Why this was a problem:
When he didn’t text back immediately or it didn’t work out, Suzie lost her shit. He was her one hope, her one opportunity and so her disappointment when it didn’t work out was like taking a punch to the tit. It hurt.
What she did about it:
Suzie began creating opportunities to meet new people and stated saying yes to extending her social circle. She stopped ‘dating’ and started living. When she went out with a guy, she went to enjoy the evening and not with the intent to marry him.
What Suzie was doing #2:
Trying to squish any guy she dated into boyfriend material. Even if it broke the mould.
Why this was a problem.
Men run a mile when they cotton on to the fact that you’re trying to change them. And I mean, they RUN!
What she did about it.
She made peace with the fact that you can’t change someone (you can influence them but that’s another story) and built faith that she deserved a man she didn’t want to change.
What Suzie was doing #3.
Going out with anybody. And attracting wankers as a result.
Why this was a problem.
Because Suzie wasn’t clear on what she wanted in her partner, she wasn’t learning about what qualities best complimented her. So the douchebag dates of her 20’s were still showing up in her late 30’s (which is not the time to be dating douchebags).
What she did about it.
Suzie got really clear on her own values so that she had some clear criteria of non-negotiables when it came to dating. This meant she started noticing really early on if a guy was suitable or not, and so avoided exhausting dates with guys who never fit her anyway.
Once Suzie became a graceful dater instead of a panic dater, she realised she had choice and the strength to consciously choose her (now) perfect-as-he-is partner.

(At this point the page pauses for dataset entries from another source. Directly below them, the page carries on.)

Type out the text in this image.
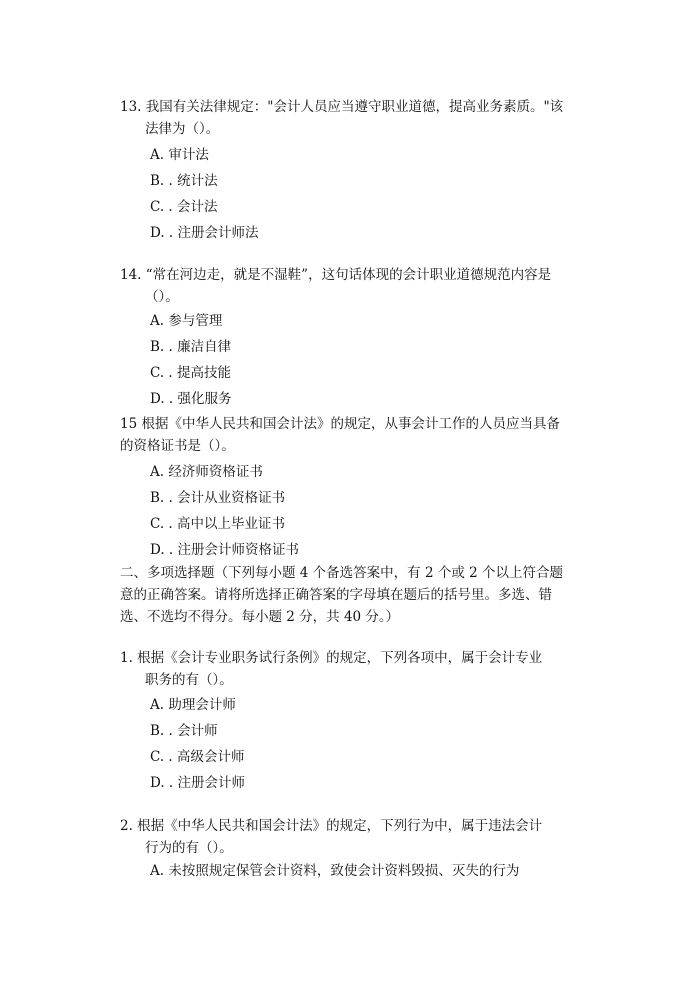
13. 我国有关法律规定："会计人员应当遵守职业道德，提高业务素质。"该
法律为（）。
A. 审计法
B. . 统计法
C. . 会计法
D. . 注册会计师法
14. “常在河边走，就是不湿鞋”，这句话体现的会计职业道德规范内容是
（）。
A. 参与管理
B. . 廉洁自律
C. . 提高技能
D. . 强化服务
15 根据《中华人民共和国会计法》的规定，从事会计工作的人员应当具备
的资格证书是（）。
A. 经济师资格证书
B. . 会计从业资格证书
C. . 高中以上毕业证书
D. . 注册会计师资格证书
二、多项选择题（下列每小题 4 个备选答案中，有 2 个或 2 个以上符合题
意的正确答案。请将所选择正确答案的字母填在题后的括号里。多选、错
选、不选均不得分。每小题 2 分，共 40 分。）
1. 根据《会计专业职务试行条例》的规定，下列各项中，属于会计专业
职务的有（）。
A. 助理会计师
B. . 会计师
C. . 高级会计师
D. . 注册会计师
2. 根据《中华人民共和国会计法》的规定，下列行为中，属于违法会计
行为的有（）。
A. 未按照规定保管会计资料，致使会计资料毁损、灭失的行为
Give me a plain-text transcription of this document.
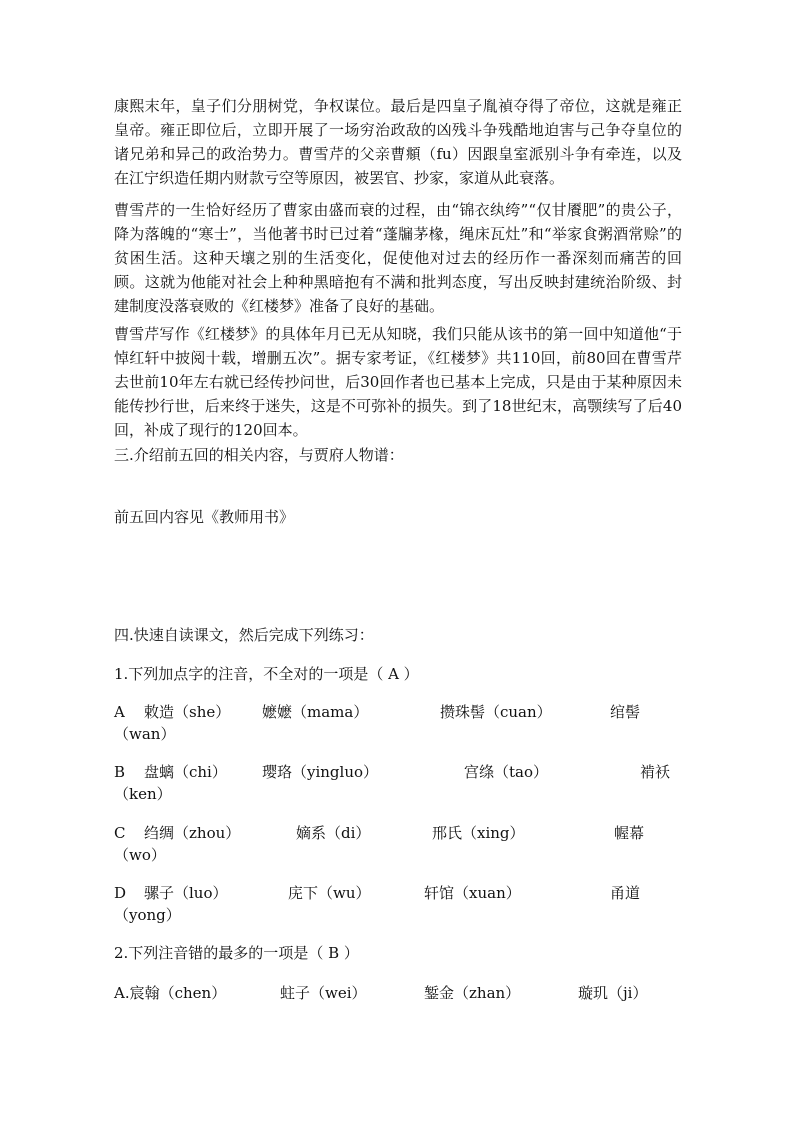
康熙末年，皇子们分朋树党，争权谋位。最后是四皇子胤禎夺得了帝位，这就是雍正皇帝。雍正即位后，立即开展了一场穷治政敌的凶残斗争残酷地迫害与己争夺皇位的诸兄弟和异己的政治势力。曹雪芹的父亲曹頫（fu）因跟皇室派别斗争有牵连，以及在江宁织造任期内财款亏空等原因，被罢官、抄家，家道从此衰落。

曹雪芹的一生恰好经历了曹家由盛而衰的过程，由“锦衣纨绔”“仅甘餍肥”的贵公子，降为落魄的“寒士”，当他著书时已过着“蓬牖茅椽，绳床瓦灶”和“举家食粥酒常赊”的贫困生活。这种天壤之别的生活变化，促使他对过去的经历作一番深刻而痛苦的回顾。这就为他能对社会上种种黑暗抱有不满和批判态度，写出反映封建统治阶级、封建制度没落衰败的《红楼梦》准备了良好的基础。

曹雪芹写作《红楼梦》的具体年月已无从知晓，我们只能从该书的第一回中知道他“于悼红轩中披阅十载，增删五次”。据专家考证，《红楼梦》共110回，前80回在曹雪芹去世前10年左右就已经传抄问世，后30回作者也已基本上完成，只是由于某种原因未能传抄行世，后来终于迷失，这是不可弥补的损失。到了18世纪末，高颚续写了后40回，补成了现行的120回本。

三.介绍前五回的相关内容，与贾府人物谱：
前五回内容见《教师用书》
四.快速自读课文，然后完成下列练习：
1.下列加点字的注音，不全对的一项是（ A ）
A 敕造（she） 嬷嬷（mama）	攒珠髻（cuan）	绾髻
（wan）
B 盘螭（chi） 璎珞（yingluo）	宫绦（tao）	褃袄
（ken）
C 绉绸（zhou）	嫡系（di）	邢氏（xing）	幄幕
（wo）
D 骡子（luo）	庑下（wu）	轩馆（xuan）	甬道
（yong）
2.下列注音错的最多的一项是（ B ）
A.宸翰（chen）	蛀子（wei）	錾金（zhan）	璇玑（ji）
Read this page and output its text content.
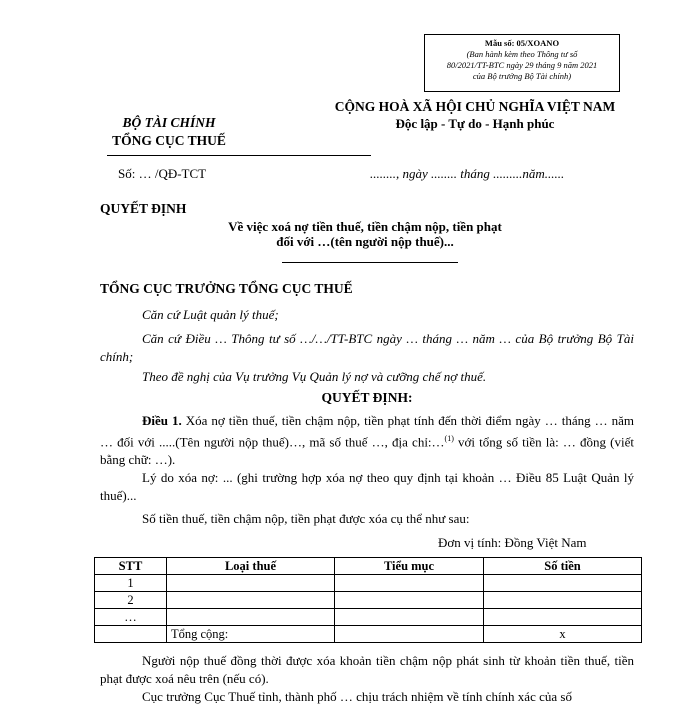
Mẫu số: 05/XOANO
(Ban hành kèm theo Thông tư số
80/2021/TT-BTC ngày 29 tháng 9 năm 2021
của Bộ trưởng Bộ Tài chính)
BỘ TÀI CHÍNH
TỔNG CỤC THUẾ
CỘNG HOÀ XÃ HỘI CHỦ NGHĨA VIỆT NAM
Độc lập - Tự do - Hạnh phúc
Số: … /QĐ-TCT	........, ngày ........ tháng .........năm......
QUYẾT ĐỊNH
Về việc xoá nợ tiền thuế, tiền chậm nộp, tiền phạt
đối với …(tên người nộp thuế)...
TỔNG CỤC TRƯỞNG TỔNG CỤC THUẾ
Căn cứ Luật quản lý thuế;
Căn cứ Điều … Thông tư số …/…/TT-BTC ngày … tháng … năm … của Bộ trưởng Bộ Tài chính;
Theo đề nghị của Vụ trưởng Vụ Quản lý nợ và cưỡng chế nợ thuế.
QUYẾT ĐỊNH:
Điều 1. Xóa nợ tiền thuế, tiền chậm nộp, tiền phạt tính đến thời điểm ngày … tháng … năm … đối với .....(Tên người nộp thuế)…, mã số thuế …, địa chỉ:…$^{(1)}$ với tổng số tiền là: … đồng (viết bằng chữ: …).
Lý do xóa nợ: ... (ghi trường hợp xóa nợ theo quy định tại khoản … Điều 85 Luật Quản lý thuế)...
Số tiền thuế, tiền chậm nộp, tiền phạt được xóa cụ thể như sau:
Đơn vị tính: Đồng Việt Nam
STT	Loại thuế	Tiểu mục	Số tiền
1			
2			
…			
	Tổng cộng:		x
Người nộp thuế đồng thời được xóa khoản tiền chậm nộp phát sinh từ khoản tiền thuế, tiền phạt được xoá nêu trên (nếu có).
Cục trưởng Cục Thuế tỉnh, thành phố … chịu trách nhiệm về tính chính xác của số
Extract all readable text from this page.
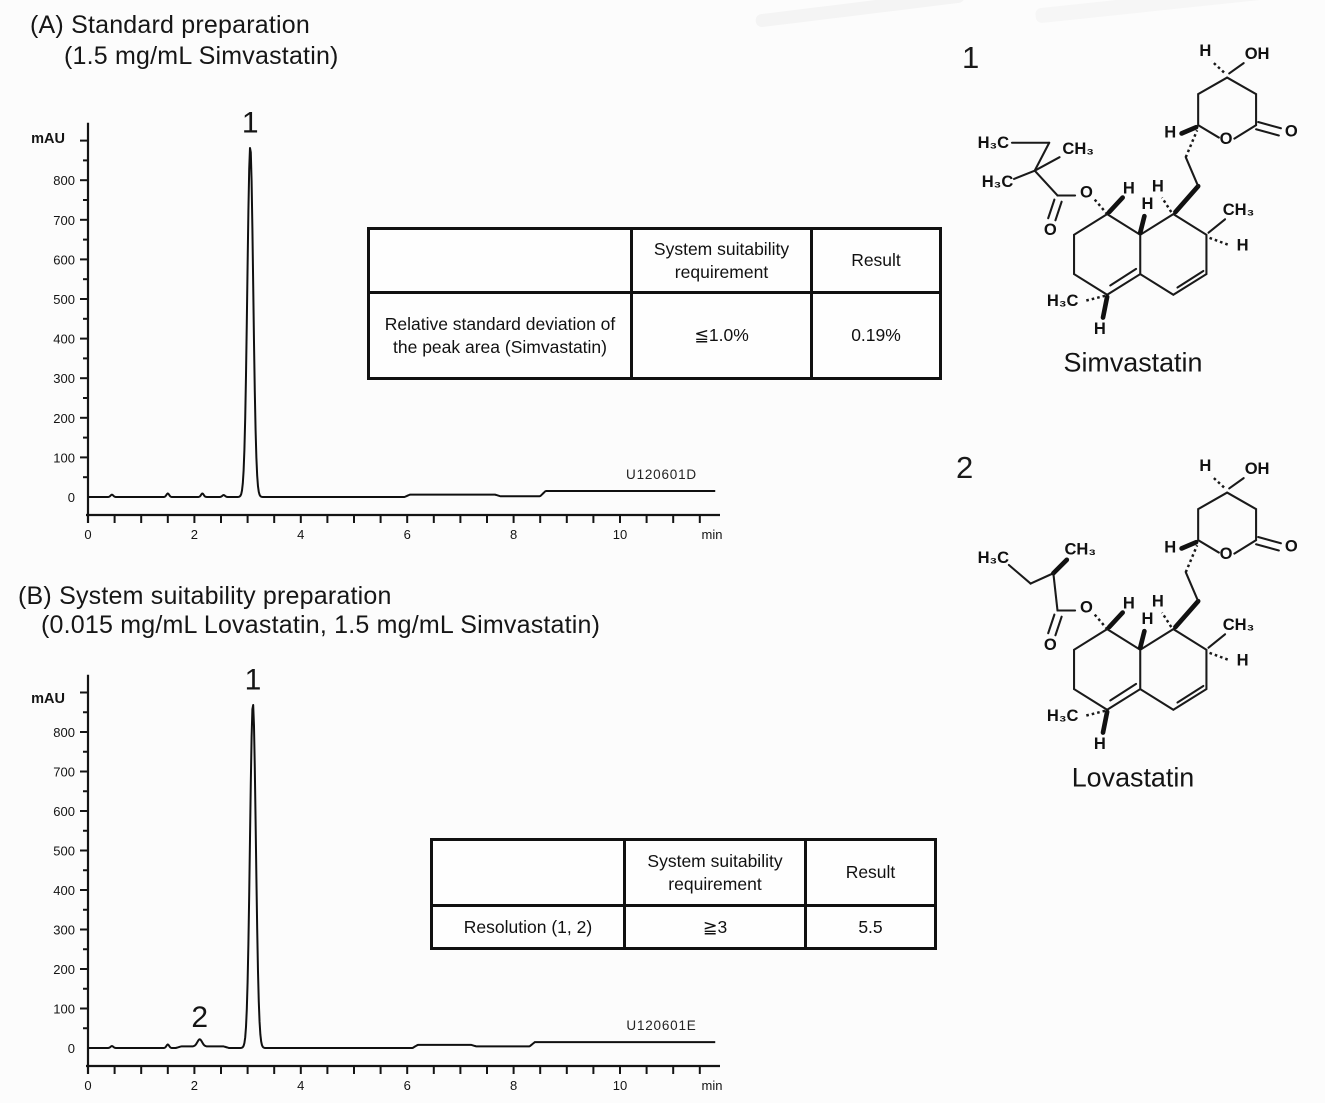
(A) Standard preparation
(1.5 mg/mL Simvastatin)
0
100
200
300
400
500
600
700
800
mAU
0	2	4	6	8	10	min
1
U120601D
	System suitability requirement	Result
Relative standard deviation of the peak area (Simvastatin)	≦1.0%	0.19%
(B) System suitability preparation
(0.015 mg/mL Lovastatin, 1.5 mg/mL Simvastatin)
0
100
200
300
400
500
600
700
800
mAU
0	2	4	6	8	10	min
2
1
U120601E
	System suitability requirement	Result
Resolution (1, 2)	≧3	5.5
1
H₃C	CH₃
H₃C
O
O H
H
H
CH₃
H
H₃C
H
O	O
OH
H
H
Simvastatin
2
H₃C	CH₃
O
O H
H
H
CH₃
H
H₃C
H
O	O
OH
H
H
Lovastatin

So ladies, think gracefully. Date like a graceful shopper who takes her time and tries things on. Who takes herself on a lunch date half way through and sits in the joy of her own company. And who resists shelling out more than she can afford on a dress which doesn’t perfectly compliment her, Be the chick who heads home feeling empowered and fabulous with a lovingly selected dress which she can wear forever.